President Donald Trump's loyalists are already planning for a second round of reconciliation cuts and spending, as a sequel to Trump's "Big, Beautiful Bill" that cemented trillions in tax cuts on the rich while slashing money from Medicaid and food stamps.
But Wall Street Journal editorial board member Kimberley Strassel has no confidence that this will be anything good, writing Thursday, "All fear the growing prospect of a small, ugly sequel."
"Don’t blame the driving force in the push for a second reconciliation package: congressional conservatives," wrote Strassel. "They premised their support for the first bill on a requirement that it include real deficit reduction. That bill came nowhere near hitting those targets. Deficit hawks were cajoled into supporting it only after Republican leaders promised real spending reform in a follow-up package."
The problem, she wrote, is that what little is already taking shape of a potential second package is anything but that.
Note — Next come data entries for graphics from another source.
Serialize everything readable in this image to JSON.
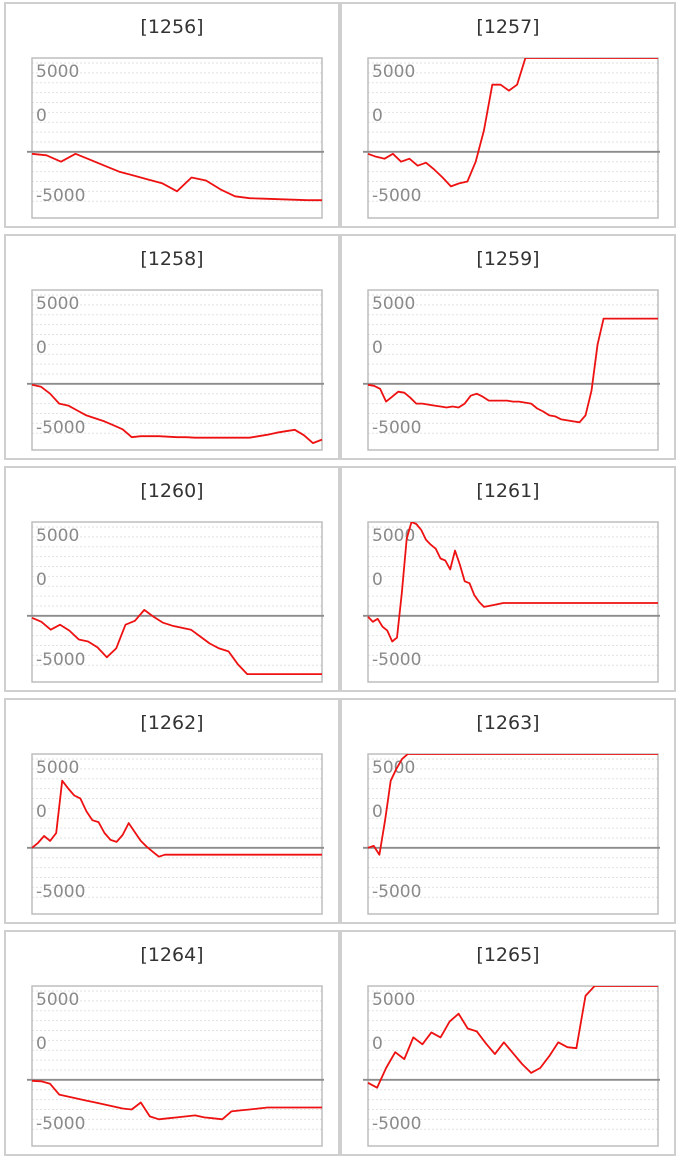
{
  "colors": {
    "line": "#ee1111",
    "frame": "#bdbdbd",
    "zero_line": "#8c8c8c",
    "grid": "#e2e2e2",
    "panel_border": "#cfcfcf",
    "tick_text": "#8a8a8a"
  },
  "chart_data": [
    {
      "type": "line",
      "title": "[1256]",
      "ylim": [
        -6700,
        9500
      ],
      "yticks": [
        5000,
        0,
        -5000
      ],
      "grid": true,
      "x": [
        0,
        1,
        2,
        3,
        4,
        5,
        6,
        7,
        8,
        9,
        10,
        11,
        12,
        13,
        14,
        15,
        16,
        17,
        18,
        19,
        20
      ],
      "values": [
        -200,
        -350,
        -1000,
        -200,
        -800,
        -1400,
        -2000,
        -2400,
        -2800,
        -3200,
        -4000,
        -2600,
        -2900,
        -3800,
        -4500,
        -4700,
        -4750,
        -4800,
        -4850,
        -4900,
        -4900
      ]
    },
    {
      "type": "line",
      "title": "[1257]",
      "ylim": [
        -6700,
        9500
      ],
      "yticks": [
        5000,
        0,
        -5000
      ],
      "grid": true,
      "x": [
        0,
        1,
        2,
        3,
        4,
        5,
        6,
        7,
        8,
        9,
        10,
        11,
        12,
        13,
        14,
        15,
        16,
        17,
        18,
        19,
        20,
        21,
        22,
        23,
        24,
        25,
        26,
        27,
        28,
        29,
        30,
        31,
        32,
        33,
        34,
        35
      ],
      "values": [
        -200,
        -500,
        -700,
        -200,
        -1000,
        -700,
        -1400,
        -1100,
        -1800,
        -2600,
        -3500,
        -3200,
        -3000,
        -1000,
        2200,
        6800,
        6800,
        6200,
        6800,
        9500,
        9500,
        9500,
        9500,
        9500,
        9500,
        9500,
        9500,
        9500,
        9500,
        9500,
        9500,
        9500,
        9500,
        9500,
        9500,
        9500
      ]
    },
    {
      "type": "line",
      "title": "[1258]",
      "ylim": [
        -6700,
        9500
      ],
      "yticks": [
        5000,
        0,
        -5000
      ],
      "grid": true,
      "x": [
        0,
        1,
        2,
        3,
        4,
        5,
        6,
        7,
        8,
        9,
        10,
        11,
        12,
        13,
        14,
        15,
        16,
        17,
        18,
        19,
        20,
        21,
        22,
        23,
        24,
        25,
        26,
        27,
        28,
        29,
        30,
        31,
        32
      ],
      "values": [
        -100,
        -300,
        -1000,
        -2000,
        -2200,
        -2700,
        -3200,
        -3500,
        -3800,
        -4200,
        -4600,
        -5400,
        -5300,
        -5300,
        -5300,
        -5350,
        -5400,
        -5400,
        -5450,
        -5450,
        -5450,
        -5450,
        -5450,
        -5450,
        -5450,
        -5300,
        -5150,
        -4950,
        -4800,
        -4650,
        -5200,
        -6000,
        -5650
      ]
    },
    {
      "type": "line",
      "title": "[1259]",
      "ylim": [
        -6700,
        9500
      ],
      "yticks": [
        5000,
        0,
        -5000
      ],
      "grid": true,
      "x": [
        0,
        1,
        2,
        3,
        4,
        5,
        6,
        7,
        8,
        9,
        10,
        11,
        12,
        13,
        14,
        15,
        16,
        17,
        18,
        19,
        20,
        21,
        22,
        23,
        24,
        25,
        26,
        27,
        28,
        29,
        30,
        31,
        32,
        33,
        34,
        35,
        36,
        37,
        38,
        39,
        40,
        41,
        42,
        43,
        44,
        45,
        46,
        47,
        48
      ],
      "values": [
        -100,
        -200,
        -500,
        -1800,
        -1300,
        -800,
        -900,
        -1400,
        -2000,
        -2000,
        -2100,
        -2200,
        -2300,
        -2400,
        -2300,
        -2400,
        -2000,
        -1200,
        -1000,
        -1300,
        -1700,
        -1700,
        -1700,
        -1700,
        -1800,
        -1800,
        -1900,
        -2000,
        -2500,
        -2800,
        -3200,
        -3300,
        -3600,
        -3700,
        -3800,
        -3900,
        -3200,
        -700,
        4000,
        6600,
        6600,
        6600,
        6600,
        6600,
        6600,
        6600,
        6600,
        6600,
        6600
      ]
    },
    {
      "type": "line",
      "title": "[1260]",
      "ylim": [
        -6700,
        9500
      ],
      "yticks": [
        5000,
        0,
        -5000
      ],
      "grid": true,
      "x": [
        0,
        1,
        2,
        3,
        4,
        5,
        6,
        7,
        8,
        9,
        10,
        11,
        12,
        13,
        14,
        15,
        16,
        17,
        18,
        19,
        20,
        21,
        22,
        23,
        24,
        25,
        26,
        27,
        28,
        29,
        30,
        31
      ],
      "values": [
        -200,
        -600,
        -1400,
        -900,
        -1500,
        -2400,
        -2600,
        -3200,
        -4200,
        -3300,
        -900,
        -500,
        600,
        -100,
        -700,
        -1000,
        -1200,
        -1400,
        -2100,
        -2800,
        -3300,
        -3600,
        -4900,
        -5900,
        -5900,
        -5900,
        -5900,
        -5900,
        -5900,
        -5900,
        -5900,
        -5900
      ]
    },
    {
      "type": "line",
      "title": "[1261]",
      "ylim": [
        -6700,
        9500
      ],
      "yticks": [
        5000,
        0,
        -5000
      ],
      "grid": true,
      "x": [
        0,
        1,
        2,
        3,
        4,
        5,
        6,
        7,
        8,
        9,
        10,
        11,
        12,
        13,
        14,
        15,
        16,
        17,
        18,
        19,
        20,
        21,
        22,
        23,
        24,
        25,
        26,
        27,
        28,
        29,
        30,
        31,
        32,
        33,
        34,
        35,
        36,
        37,
        38,
        39,
        40,
        41,
        42,
        43,
        44,
        45,
        46,
        47,
        48,
        49,
        50,
        51,
        52,
        53,
        54,
        55,
        56,
        57,
        58,
        59,
        60
      ],
      "values": [
        -100,
        -600,
        -300,
        -1100,
        -1500,
        -2600,
        -2200,
        2300,
        7800,
        9500,
        9300,
        8700,
        7700,
        7200,
        6800,
        5800,
        5600,
        4700,
        6600,
        5200,
        3500,
        3300,
        2100,
        1400,
        900,
        1000,
        1100,
        1200,
        1300,
        1300,
        1300,
        1300,
        1300,
        1300,
        1300,
        1300,
        1300,
        1300,
        1300,
        1300,
        1300,
        1300,
        1300,
        1300,
        1300,
        1300,
        1300,
        1300,
        1300,
        1300,
        1300,
        1300,
        1300,
        1300,
        1300,
        1300,
        1300,
        1300,
        1300,
        1300,
        1300
      ]
    },
    {
      "type": "line",
      "title": "[1262]",
      "ylim": [
        -6700,
        9500
      ],
      "yticks": [
        5000,
        0,
        -5000
      ],
      "grid": true,
      "x": [
        0,
        1,
        2,
        3,
        4,
        5,
        6,
        7,
        8,
        9,
        10,
        11,
        12,
        13,
        14,
        15,
        16,
        17,
        18,
        19,
        20,
        21,
        22,
        23,
        24,
        25,
        26,
        27,
        28,
        29,
        30,
        31,
        32,
        33,
        34,
        35,
        36,
        37,
        38,
        39,
        40,
        41,
        42,
        43,
        44,
        45,
        46,
        47,
        48
      ],
      "values": [
        0,
        500,
        1200,
        700,
        1500,
        6800,
        6000,
        5300,
        5000,
        3700,
        2800,
        2600,
        1500,
        800,
        600,
        1300,
        2500,
        1600,
        700,
        100,
        -400,
        -900,
        -700,
        -700,
        -700,
        -700,
        -700,
        -700,
        -700,
        -700,
        -700,
        -700,
        -700,
        -700,
        -700,
        -700,
        -700,
        -700,
        -700,
        -700,
        -700,
        -700,
        -700,
        -700,
        -700,
        -700,
        -700,
        -700,
        -700
      ]
    },
    {
      "type": "line",
      "title": "[1263]",
      "ylim": [
        -6700,
        9500
      ],
      "yticks": [
        5000,
        0,
        -5000
      ],
      "grid": true,
      "x": [
        0,
        1,
        2,
        3,
        4,
        5,
        6,
        7,
        8,
        9,
        10,
        11,
        12,
        13,
        14,
        15,
        16,
        17,
        18,
        19,
        20,
        21,
        22,
        23,
        24,
        25,
        26,
        27,
        28,
        29,
        30,
        31,
        32,
        33,
        34,
        35,
        36,
        37,
        38,
        39,
        40,
        41,
        42,
        43,
        44,
        45,
        46,
        47,
        48,
        49,
        50,
        51
      ],
      "values": [
        0,
        200,
        -700,
        2800,
        6800,
        8000,
        9000,
        9500,
        9500,
        9500,
        9500,
        9500,
        9500,
        9500,
        9500,
        9500,
        9500,
        9500,
        9500,
        9500,
        9500,
        9500,
        9500,
        9500,
        9500,
        9500,
        9500,
        9500,
        9500,
        9500,
        9500,
        9500,
        9500,
        9500,
        9500,
        9500,
        9500,
        9500,
        9500,
        9500,
        9500,
        9500,
        9500,
        9500,
        9500,
        9500,
        9500,
        9500,
        9500,
        9500,
        9500,
        9500
      ]
    },
    {
      "type": "line",
      "title": "[1264]",
      "ylim": [
        -6700,
        9500
      ],
      "yticks": [
        5000,
        0,
        -5000
      ],
      "grid": true,
      "x": [
        0,
        1,
        2,
        3,
        4,
        5,
        6,
        7,
        8,
        9,
        10,
        11,
        12,
        13,
        14,
        15,
        16,
        17,
        18,
        19,
        20,
        21,
        22,
        23,
        24,
        25,
        26,
        27,
        28,
        29,
        30,
        31,
        32
      ],
      "values": [
        -100,
        -150,
        -400,
        -1500,
        -1700,
        -1900,
        -2100,
        -2300,
        -2500,
        -2700,
        -2900,
        -3000,
        -2300,
        -3700,
        -4000,
        -3900,
        -3800,
        -3700,
        -3600,
        -3800,
        -3900,
        -4000,
        -3200,
        -3100,
        -3000,
        -2900,
        -2800,
        -2800,
        -2800,
        -2800,
        -2800,
        -2800,
        -2800
      ]
    },
    {
      "type": "line",
      "title": "[1265]",
      "ylim": [
        -6700,
        9500
      ],
      "yticks": [
        5000,
        0,
        -5000
      ],
      "grid": true,
      "x": [
        0,
        1,
        2,
        3,
        4,
        5,
        6,
        7,
        8,
        9,
        10,
        11,
        12,
        13,
        14,
        15,
        16,
        17,
        18,
        19,
        20,
        21,
        22,
        23,
        24,
        25,
        26,
        27,
        28,
        29,
        30,
        31,
        32
      ],
      "values": [
        -300,
        -800,
        1200,
        2800,
        2100,
        4300,
        3600,
        4800,
        4300,
        5900,
        6700,
        5200,
        4900,
        3700,
        2600,
        3800,
        2700,
        1600,
        700,
        1200,
        2400,
        3800,
        3300,
        3200,
        8500,
        9500,
        9500,
        9500,
        9500,
        9500,
        9500,
        9500,
        9500
      ]
    }
  ]
}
"They may well get their wish for a sequel, as Republicans as a whole grow way more interested in a Reconciliation 2.0," wrote Strassel. "Only this being today’s GOP, the motivation isn’t spending reform. All the talk instead is about new goodies, industrial policy and protecting home-state interests. The very real risk is that fiscal conservatives tee up a vehicle that becomes a grab-bag of new spending and bad policy, with little to no deficit reduction."
As an example, she noted, Trump is hoping for a permanent "security fund" to make some form of his federal occupation of Washington, D.C. permanent, as well as his proposal to require drug companies to charge no more for drugs than the cheapest rate they charge in other countries — which she argues would stifle drug research.
Meanwhile, she argued, "The stick-it-to-the-rich faction of the GOP is concocting plans to make amends for the first bill’s broad-based tax cuts. This thinking was laid out in a Henry Olsen column in National Review, which advocated using a second bill to strip 'rich' Americans of the mortgage interest deduction and the $500,000 exemption in capital gains for sales of primary residences. He also proposes denying higher-income senior citizens the Social Security and Medicare perks that everybody else gets" — all of which would just make the tax code more complicated.